The foreign gent was the dragoman; and Mowett, sitting down and drinking a glass of port, asked whether he was to sling his hammock before the mast or aft? And where was he to mess?

'Where dragomans or dragomen mess in general I do not know,' said Jack. 'But the Commander-in-Chief spoke of this one as uncommon clever - particularly recommended by Mr Secretary Wray - so I think he must eat in the gunroom. I saw him for a moment when he came aboard, and although he is said to be so learned he looked a reasonably cheerful soul. I do not think you will regret it, and in any case I hope, I very much hope it will not be for much longer than a week. And it will not be, if only this blessed wind holds - Nelson's wind. Lord, I remember when we were after the French fleet in ninety-eight, and how we ran from the straits of Messina to Alexandria in seven days..." Those long urgent summer days shone clear in his mind, the blue white-flecked sea and fifteen men-of-war racing eastwards on that blessed wind, studdingsails aloft and alow on either side, royals and skysails, and Rear-Admiral Nelson pacing the Vanguard's deck from before sunrise until after sunset: all that, and the fury of the battle by night, with the darkness perpetually torn and lit by gunfire, and in the midst of it all the unbelievably vast explosion as L'Orient blew up, leaving nothing but silence and blackness for several minutes after.

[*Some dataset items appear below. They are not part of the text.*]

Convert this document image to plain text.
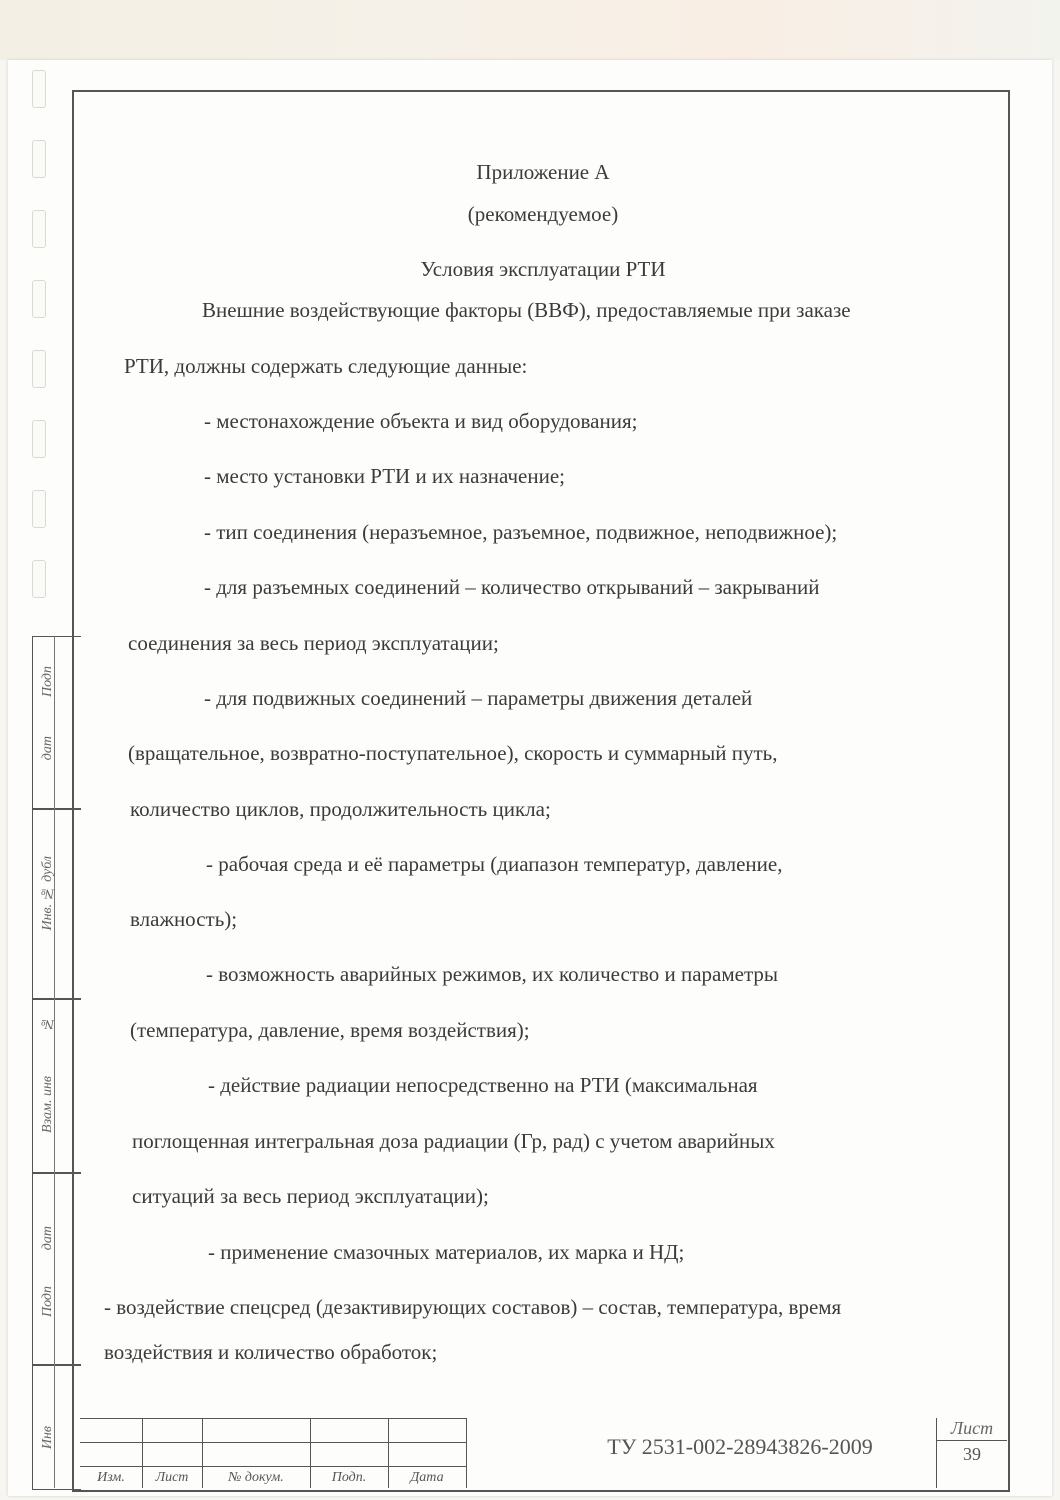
Подп
дат
Инв. № дубл
№
Взам. инв
дат
Подп
Инв
Приложение А
(рекомендуемое)
Условия эксплуатации РТИ
Внешние воздействующие факторы (ВВФ), предоставляемые при заказе
РТИ, должны содержать следующие данные:
- местонахождение объекта и вид оборудования;
- место установки РТИ и их назначение;
- тип соединения (неразъемное, разъемное, подвижное, неподвижное);
- для разъемных соединений – количество открываний – закрываний
соединения за весь период эксплуатации;
- для подвижных соединений – параметры движения деталей
(вращательное, возвратно-поступательное), скорость и суммарный путь,
количество циклов, продолжительность цикла;
- рабочая среда и её параметры (диапазон температур, давление,
влажность);
- возможность аварийных режимов, их количество и параметры
(температура, давление, время воздействия);
- действие радиации непосредственно на РТИ (максимальная
поглощенная интегральная доза радиации (Гр, рад) с учетом аварийных
ситуаций за весь период эксплуатации);
- применение смазочных материалов, их марка и НД;
- воздействие спецсред (дезактивирующих составов) – состав, температура, время
воздействия и количество обработок;
Изм.	Лист	№ докум.	Подп.	Дата
ТУ 2531-002-28943826-2009
Лист
39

He described the search for the French, and had carried the fleet from Alexandria back to Sicily and from Syracuse to Alexandria again - '... and there we found them at last, moored in Aboukir Bay' - when the Dromedary gave a modest heave and pitched Stephen, fast asleep, from his chair. Jack made a nimble spring, creditable in a man of his weight but not quite nimble enough to prevent Stephen from striking his forehead on the edge of the table and splitting the skin a handsbreath across: a reasonably close imitation of Nelson's wound at the Nile, and almost as bloody.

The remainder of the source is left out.